Fóssil de Tartaruga-Gigante do Mioceno é Descoberto no Acre
Um impressionante fóssil de tartaruga-gigante, que habitou a Terra entre 10,8 e 8,5 milhões de anos atrás, durante o período Mioceno, foi encontrado em Boca dos Patos, Assis Brasil, no Acre. A descoberta promete revolucionar o conhecimento sobre a biodiversidade antiga da Amazônia!
Liderando a pesquisa, os professores e paleontólogos Carlos D’Apolito Júnior, da Universidade Federal do Acre (Ufac), e Annie Schmaltz Hsiou, da Universidade de São Paulo (USP), estão à frente do projeto “Novas Fronteiras no Registro Fossilífero da Amazônia Sul-Ocidental”. O projeto foi apoiado pelo edital Expedições Científicas da Iniciativa Amazônia+10, graças a um robusto financiamento do CNPq, Fapesp e da Fapac.
“Encontramos uma carapaça da maior tartaruga de água doce já existente, a Stupendemys geographicus”, revela Hsiou, que estuda a Amazônia há quase duas décadas. Com cerca de 1,70 metro de largura, a carapaça é uma das mais bem preservadas já encontradas. “Essa tartaruga, com um casco que pode chegar a quase 3 metros de comprimento, é um achado espetacular da época do Mioceno!”
A região amazônica é famosa pela diversidade de fósseis, com sítios fossilíferos amplamente reconhecidos há mais de 150 anos. “Apesar de nossa longa história na descoberta de fósseis, geralmente encontramos fragmentos. Essa tartaruga, em excelente estado, foi uma surpresa incrível!”, comentou D’Apolito Jr. Agora, os pesquisadores poderão comparar com fósseis de outros lugares, como a Venezuela, ajudando a elucidar a evolução da espécie.
O Mioceno ficou marcado por uma rica fauna aquática e terrestre, sendo essencial para compreender a formação da biodiversidade amazônica. “Explorar esse período geológico nos ajuda a entender as mudanças climáticas e suas consequências na extinção de espécies”, afirmou Hsiou.

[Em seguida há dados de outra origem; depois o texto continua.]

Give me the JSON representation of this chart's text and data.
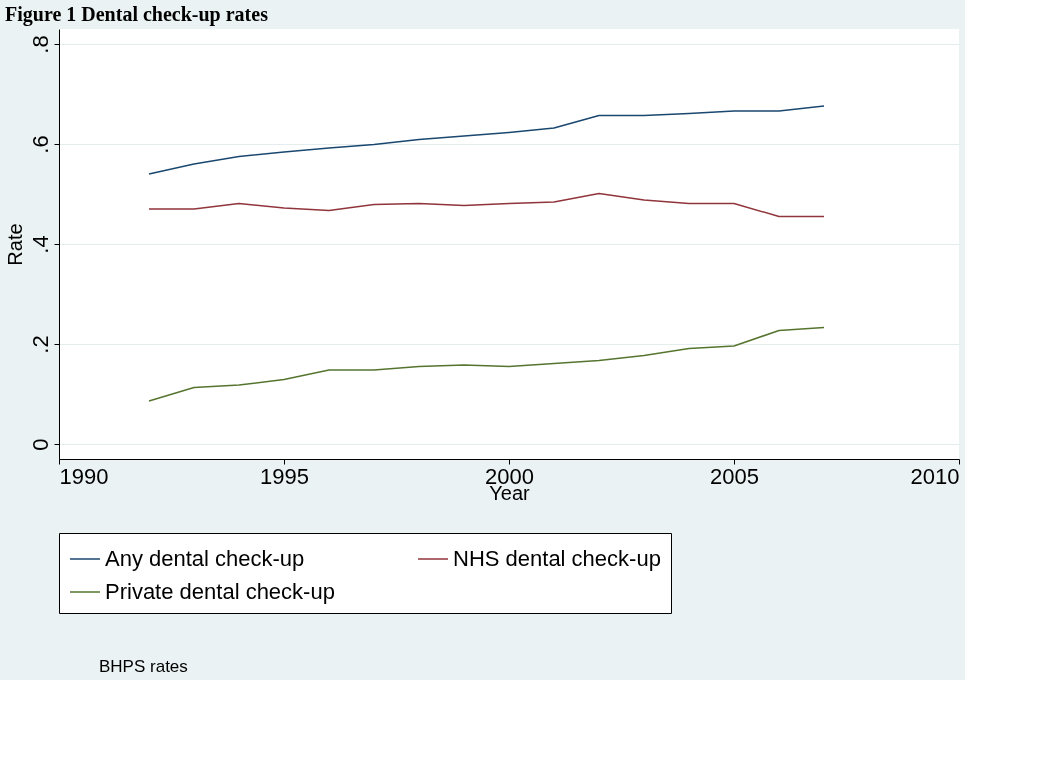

Aventura na Expedição de Boca dos Patos
O trabalho de campo dessa expedição foi uma verdadeira odisseia. Com 16 membros – incluindo pesquisadores, barqueiros e uma cozinheira – a equipe enfrentou os desafios do rio seco, parando para empurrar o barco inúmeras vezes. “Tivemos sorte! Encontramos o fóssil logo no primeiro dia!”, celebrou D’Apolito Jr.
A escavação foi um verdadeiro esforço colaborativo. Quatro dias de intensa atividade garantiram a preservação do material, que teve que ser transportado por horas de barco até Assis Brasil e depois para a Ufac em Rio Branco. “Se não tivéssemos nos apressado, poderíamos ter perdido tudo com as flutuações do rio”, lamentou o pesquisador.
A tartaruga foi transportada em uma estrutura improvisada, ressaltando a importância da colaboração com a comunidade local. “Essa parceria é vital; as comunidades nos ajudam a descobrir novos fósseis e espécies, trazendo à tona histórias que precisam ser contadas”, destacou Hsiou.
O projeto também visa promover a educação ambiental nas comunidades que guardam conhecimentos antigos sobre fósseis. “Os indígenas do Alto Rio Juruá têm uma relação respeitosa com esses achados, e queremos reforçar essa conexão”, explicou Hsiou.
Durante a expedição, o grupo também teve interação com a aldeia Manchineri, buscando sempre o respeito e a cooperação. “Essa troca é essencial e muito enriquecedora para todos nós”, finalizou D’Apolito Jr.
O Futuro das Pesquisas
Após a expedição, o fóssil da Stupendemys geographicus será analisado na Ufac, onde integrará uma importante coleção de fósseis. “Com quase 10 mil fósseis já catalogados, esperamos que essa tartaruga nos ajude a entender melhor a Amazônia do passado”, explicou D’Apolito Jr.
O foco do projeto é explorar novos rios no Acre, em busca de mais descobertas fascinantes. “Após esse incrível achado, estamos ansiosos para o que mais podemos encontrar em locais inexplorados”, disse Hsiou.
Ela salientou a importância da colaboração entre instituições. “Nossa parceria com a Ufac tem gerado uma grande quantidade de conhecimento, com a formação de novos pesquisadores e a troca de experiências”, concluiu Hsiou.